To hear Ceretti tell it, the biggest challenge of designing Ghost’s effects wasn’t a technical one, but rather a narrative one: How often do you use this cool stuff you designed? “We did a lot of trial and error finding the right rhythm and the right amount and also working with the sound design,” he says. “How much can you actually do during a sequence? Like, we have these long sequences where they talk about what happened to her and, initially, we had a lot of phasing happening in these sequences, but we figured out that that was distracting and taking away from what the people were talking about. We used a lot of these moments to have a good visual impact but not to overtake the overall meaning of the sequences.”

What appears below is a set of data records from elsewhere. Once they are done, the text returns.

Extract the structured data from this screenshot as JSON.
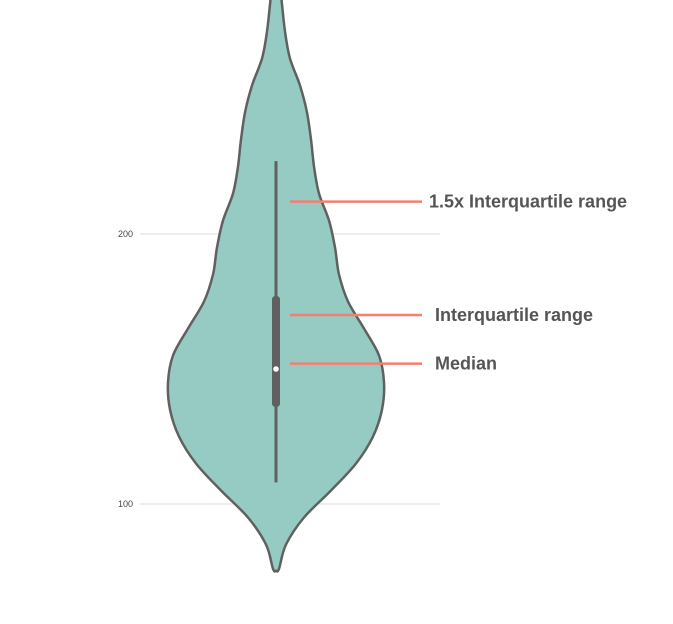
{
  "chart_data": {
    "type": "violin",
    "ylim": [
      75,
      297
    ],
    "yticks": [
      {
        "value": 100,
        "label": "100"
      },
      {
        "value": 200,
        "label": "200"
      }
    ],
    "grid": true,
    "colors": {
      "violin_fill": "#96cbc3",
      "violin_edge": "#606060",
      "box": "#606060",
      "median_dot": "#ffffff",
      "annotation_line": "#f08070",
      "grid": "#dddddd",
      "annotation_text": "#555555"
    },
    "density_profile": [
      {
        "y": 76,
        "half_width": 3
      },
      {
        "y": 85,
        "half_width": 10
      },
      {
        "y": 95,
        "half_width": 28
      },
      {
        "y": 105,
        "half_width": 55
      },
      {
        "y": 115,
        "half_width": 80
      },
      {
        "y": 125,
        "half_width": 97
      },
      {
        "y": 135,
        "half_width": 106
      },
      {
        "y": 145,
        "half_width": 108
      },
      {
        "y": 155,
        "half_width": 103
      },
      {
        "y": 165,
        "half_width": 88
      },
      {
        "y": 175,
        "half_width": 72
      },
      {
        "y": 185,
        "half_width": 63
      },
      {
        "y": 195,
        "half_width": 59
      },
      {
        "y": 205,
        "half_width": 53
      },
      {
        "y": 215,
        "half_width": 43
      },
      {
        "y": 225,
        "half_width": 38
      },
      {
        "y": 235,
        "half_width": 35
      },
      {
        "y": 245,
        "half_width": 31
      },
      {
        "y": 255,
        "half_width": 24
      },
      {
        "y": 265,
        "half_width": 14
      },
      {
        "y": 275,
        "half_width": 9
      },
      {
        "y": 285,
        "half_width": 6
      },
      {
        "y": 295,
        "half_width": 3
      }
    ],
    "stats": {
      "whisker_low": 108,
      "q1": 136,
      "median": 150,
      "q3": 177,
      "whisker_high": 227
    },
    "annotations": [
      {
        "text": "1.5x Interquartile range",
        "y": 212
      },
      {
        "text": "Interquartile range",
        "y": 170
      },
      {
        "text": "Median",
        "y": 152
      }
    ]
  }
}
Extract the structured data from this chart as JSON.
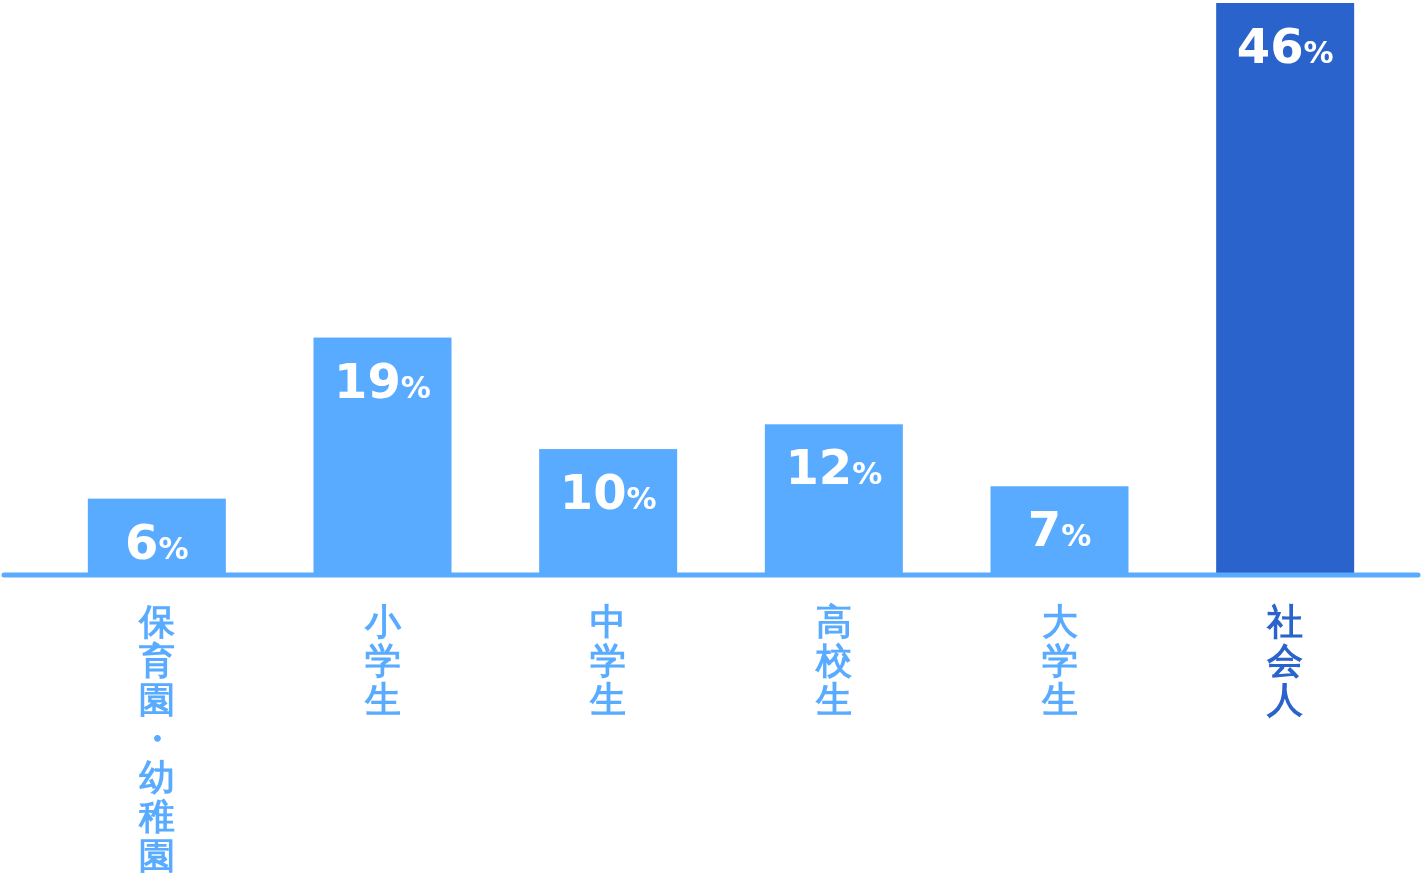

As big of a lift as Ghost’s effects were, Ceretti says they weren’t the biggest of the film. One thing that was harder was, predictably, the Quantum Realm. Ceretti is a Marvel Cinematic Universe veteran, having helmed the effects for Doctor Strange and Guardians of the Galaxy, but he didn’t work on Ant-Man, which gave viewers a brief glimpse of the microverse. It plays a much more crucial role in Ant-Man and the Wasp, so he had to take what came before and build it out into something even grander. Marvel gave him concept art and he commissioned some of his own, but none of it could totally prepare his team for what they had to make. “We figured out that those were still images and this is a very dynamic world,” he says. “It changes all the time, every time, so we had to dig in really deep into what can we do to make this look really cool and also to service the story.”

But if forced to name the trickiest aspect of the film’s visual effects, Ceretti has a somewhat shocking answer: creating the film’s home burg of San Francisco. There’s an epic car chase at one point in the film, and it had to be magically transported from one coast to another. “We shot in Atlanta, most of it,” he says. “Some of it in San Francisco, but most of it in Atlanta. So I don’t know if you noticed it, but we have replaced a lot of the background with streets of San Francisco so that the entire scene looks like it was shot in San Francisco. But it is Atlanta.”

It just goes to show that you never know what’s going to become a headache in this business. “There’s always sequences that you think are going to be difficult and they turn out to be pretty simple in the end,” Ceretti says. “And then there’s always these sequences that are like, Oh, that’s going to be fun and then they turn out to be a nightmare.”